The momentous meeting of believers held on April 6, 1830, established the Church according to the laws of the land and the laws of God. It was held as directed by revelation and opened the door for orderly missionary work and for the growth of the Church.

“Legal Insights into the Organization of the Church in 1830,” David K. Stott, BYU Studies, Vol. 49, no. 2
In nineteenth-century New York, individuals desiring to form a church had two legal alternatives: forming a religious corporation or organizing a religious society. This article presents evidence that the Church was likely organized as an unincorporated religious society and not a corporation.

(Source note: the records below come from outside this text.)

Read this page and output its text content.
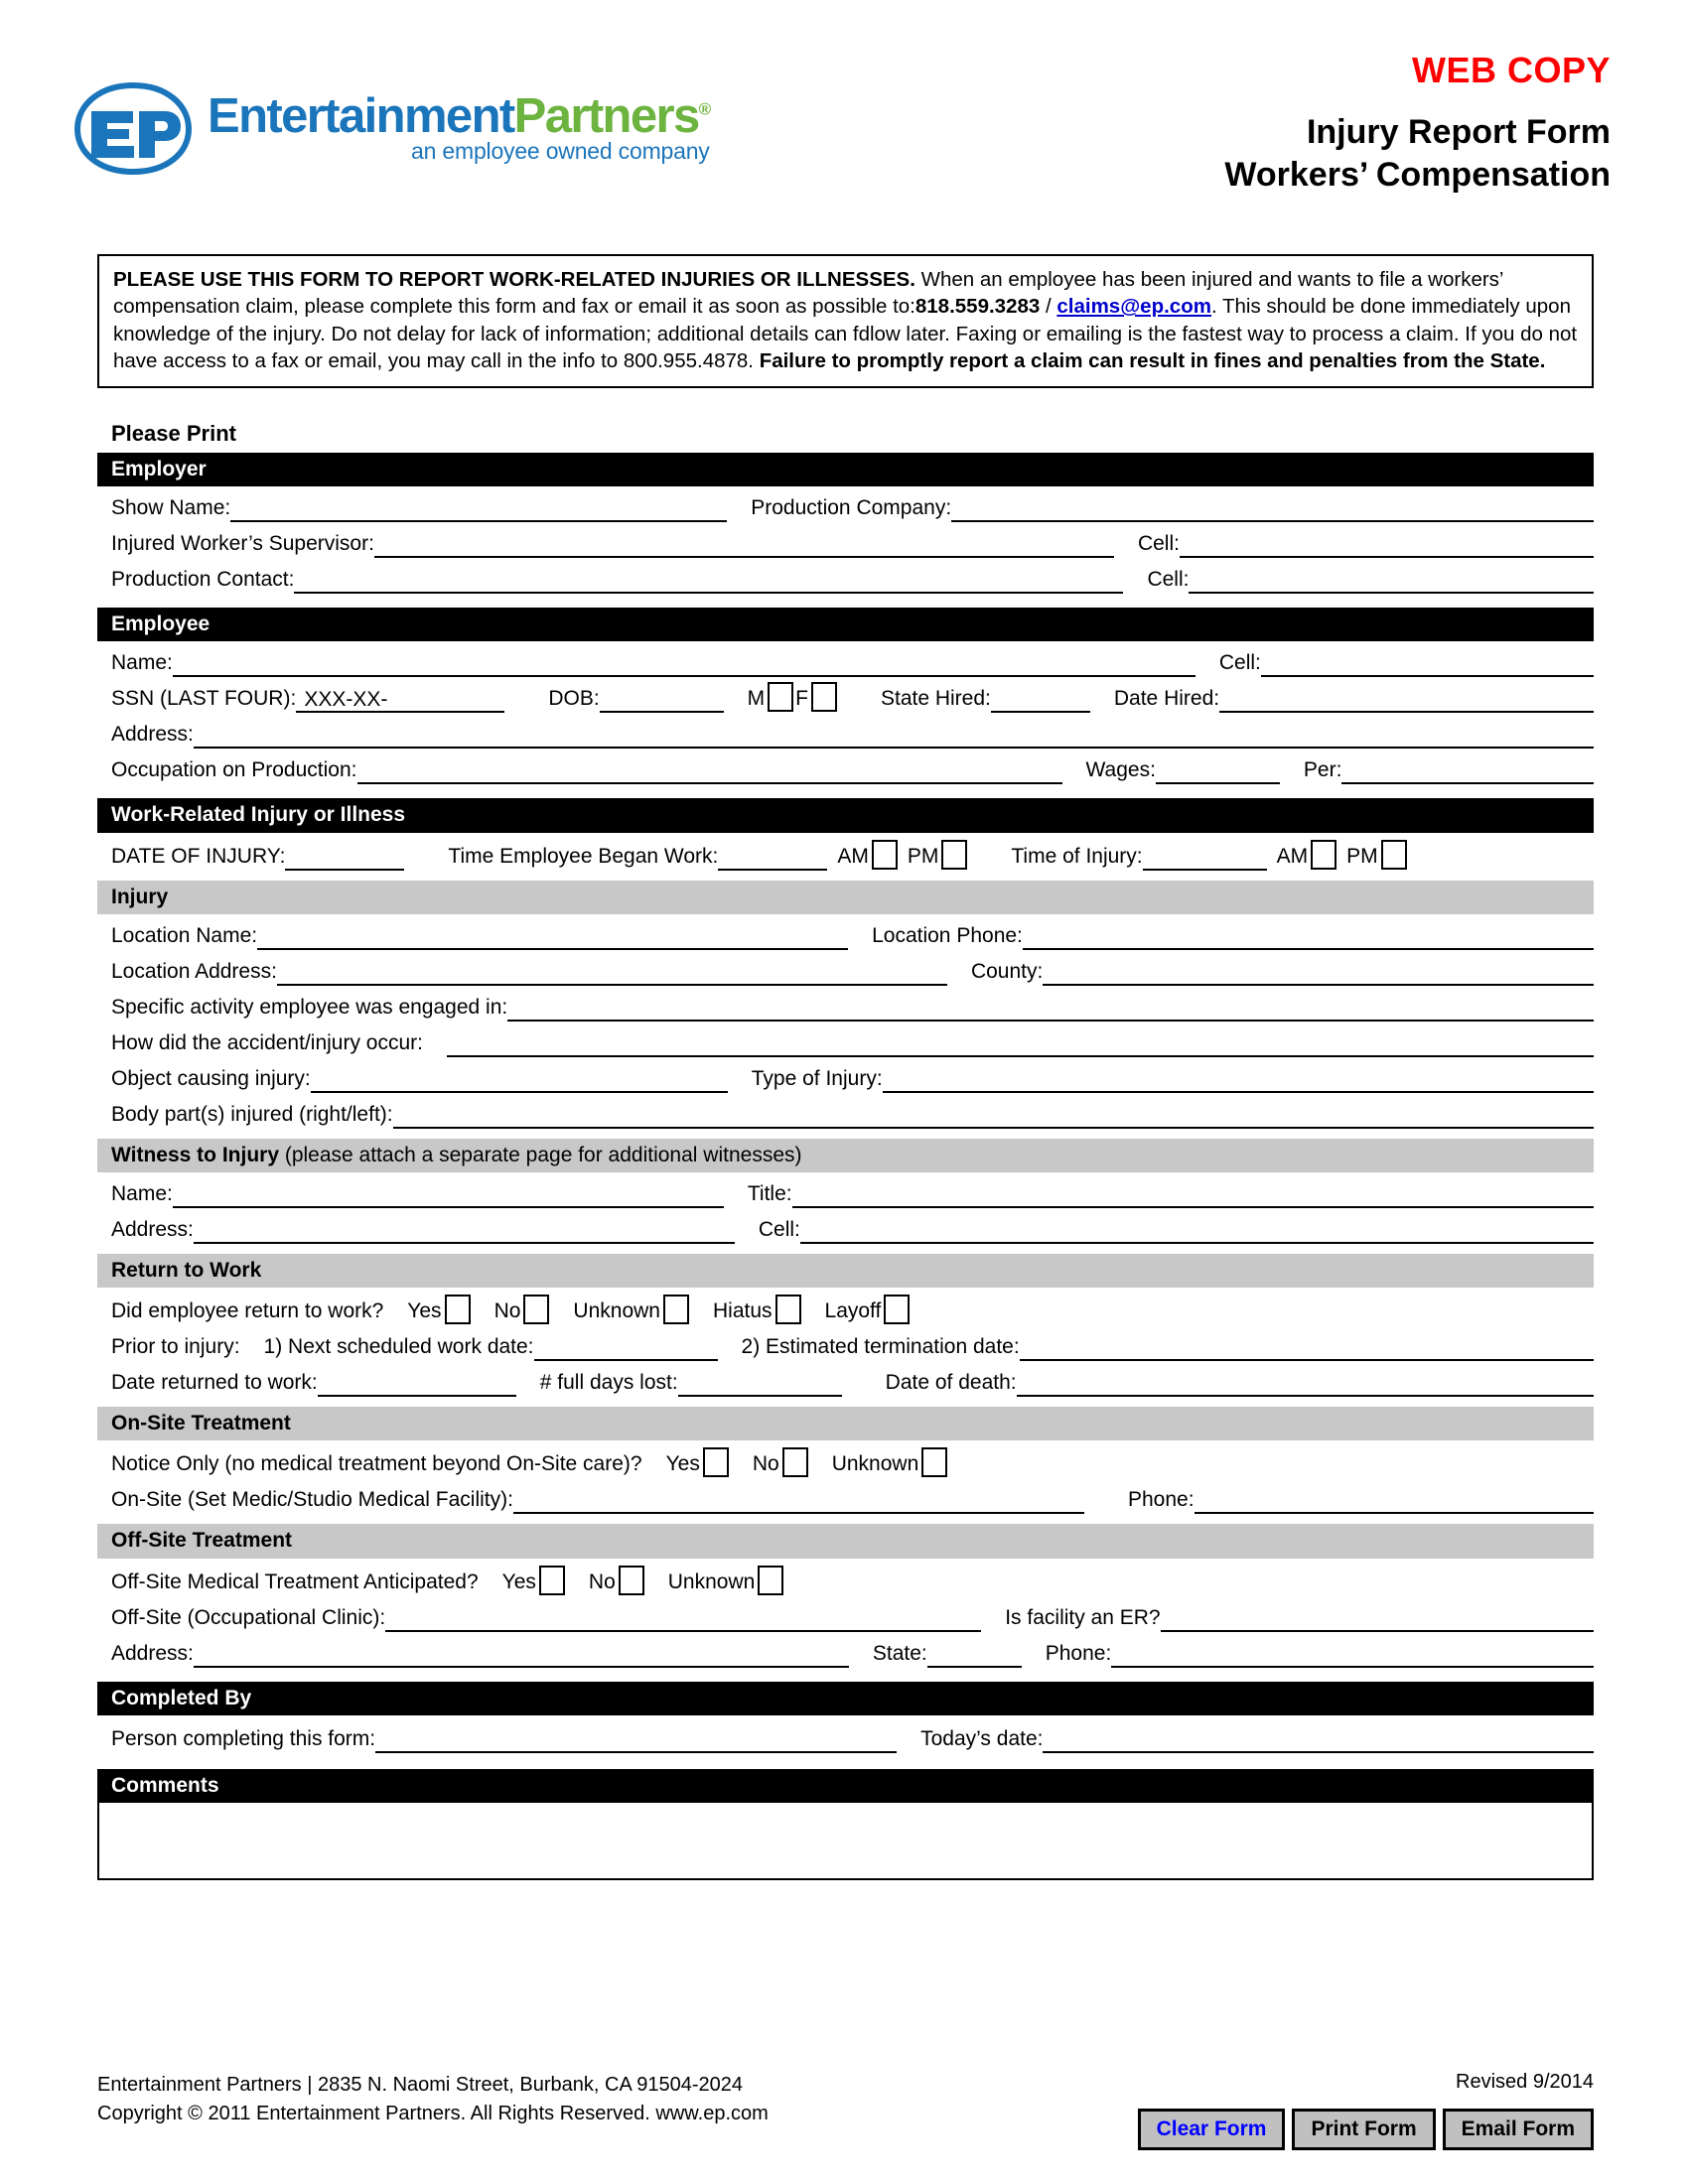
EntertainmentPartners®
an employee owned company
WEB COPY
Injury Report Form
Workers’ Compensation
PLEASE USE THIS FORM TO REPORT WORK-RELATED INJURIES OR ILLNESSES. When an employee has been injured and wants to file a workers’ compensation claim, please complete this form and fax or email it as soon as possible to:818.559.3283 / claims@ep.com. This should be done immediately upon knowledge of the injury. Do not delay for lack of information; additional details can fdlow later. Faxing or emailing is the fastest way to process a claim. If you do not have access to a fax or email, you may call in the info to 800.955.4878. Failure to promptly report a claim can result in fines and penalties from the State.
Please Print
Employer
Show Name:	Production Company:
Injured Worker’s Supervisor:	Cell:
Production Contact:	Cell:
Employee
Name:	Cell:
SSN (LAST FOUR): XXX-XX-	DOB:	M F	State Hired:	Date Hired:
Address:
Occupation on Production:	Wages:	Per:
Work-Related Injury or Illness
DATE OF INJURY:	Time Employee Began Work:	AM PM	Time of Injury:	AM PM
Injury
Location Name:	Location Phone:
Location Address:	County:
Specific activity employee was engaged in:
How did the accident/injury occur:
Object causing injury:	Type of Injury:
Body part(s) injured (right/left):
Witness to Injury (please attach a separate page for additional witnesses)
Name:	Title:
Address:	Cell:
Return to Work
Did employee return to work? Yes	No	Unknown	Hiatus	Layoff
Prior to injury: 1) Next scheduled work date:	2) Estimated termination date:
Date returned to work:	# full days lost:	Date of death:
On-Site Treatment
Notice Only (no medical treatment beyond On-Site care)? Yes	No	Unknown
On-Site (Set Medic/Studio Medical Facility):	Phone:
Off-Site Treatment
Off-Site Medical Treatment Anticipated? Yes	No	Unknown
Off-Site (Occupational Clinic):	Is facility an ER?
Address:	State:	Phone:
Completed By
Person completing this form:	Today’s date:
Comments
Entertainment Partners | 2835 N. Naomi Street, Burbank, CA 91504-2024
Copyright © 2011 Entertainment Partners. All Rights Reserved. www.ep.com
Revised 9/2014
Clear Form	Print Form	Email Form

“An Examination of the 1829 ‘Articles of the Church of Christ’ in Relation to Section 20 of the Doctrine and Covenants,” Scott H. Faulring, BYU Studies, Vol. 43, no. 4
The 1829 “Articles of the Church of Christ” is a little-known antecedent to section 20 of the Doctrine and Covenants. This article explores Joseph Smith’s and Oliver Cowdery’s involvement in bringing forth these two documents that were important in laying the foundation for The Church of Jesus Christ of Latter-day Saints. Although Latter-day Saints typically associate the “Articles and Covenants” (Section 20) with the organization of the Church on April 6, 1830, this regulatory document had roots in earlier events: in the earliest latter-day revelations, in statements on Church ordinances and organization from the Book of Mormon, and in the preliminary set of Articles written by Oliver Cowdery in the last half of 1829. See also “Articles and Covenants, circa April 1830 [D&C 20],”  pages 52-58, Joseph Smith Papers. The Articles and Covenants is a foundational document presented at the first conference of the church for the approval of church members. The Articles and Covenants included a brief historical prologue, a declaration of beliefs, and a description of the offices, ordinances, and procedures of the church.

“Licensing in the Early Church,” Donald Q. Cannon, BYU Studies, Vol. 22, no. 1
Even in its infant stages, The Church of Jesus Christ of Latter-day Saints instituted various procedures which would allow its members to be organized and regulated effectively. One such procedure was the practice of licensing. Church leaders issued licenses to all men holding priesthood offices and also to all missionaries called to preach the gospel.

“Build Up My Church,” Jeffrey G. Cannon, from Revelations in Context  
Preparations for the establishment of the Church had been underway since at least June 1829. Joseph Smith received a revelation specifying that the Church should be organized on April 6, 1830. On that day, forty or fifty men and women gathered in the home of Peter Whitmer Sr. in Fayette, New York, to observe the event.

“Dating the Birth of Christ,” Jeffrey R. Chadwick, in BYU Studies, Vol. 49, no. 4.
A point about D&C 20:1: A careful look at D&C 20:1 shows that this verse was not a revelation by the Lord about his birth date. Although James Talmage in Jesus the Christ, chapter 8, cites D&C 20:1 as evidence, other prophets and many scholars have stated that Jesus was likely born on a date other than April 6, 1 BC.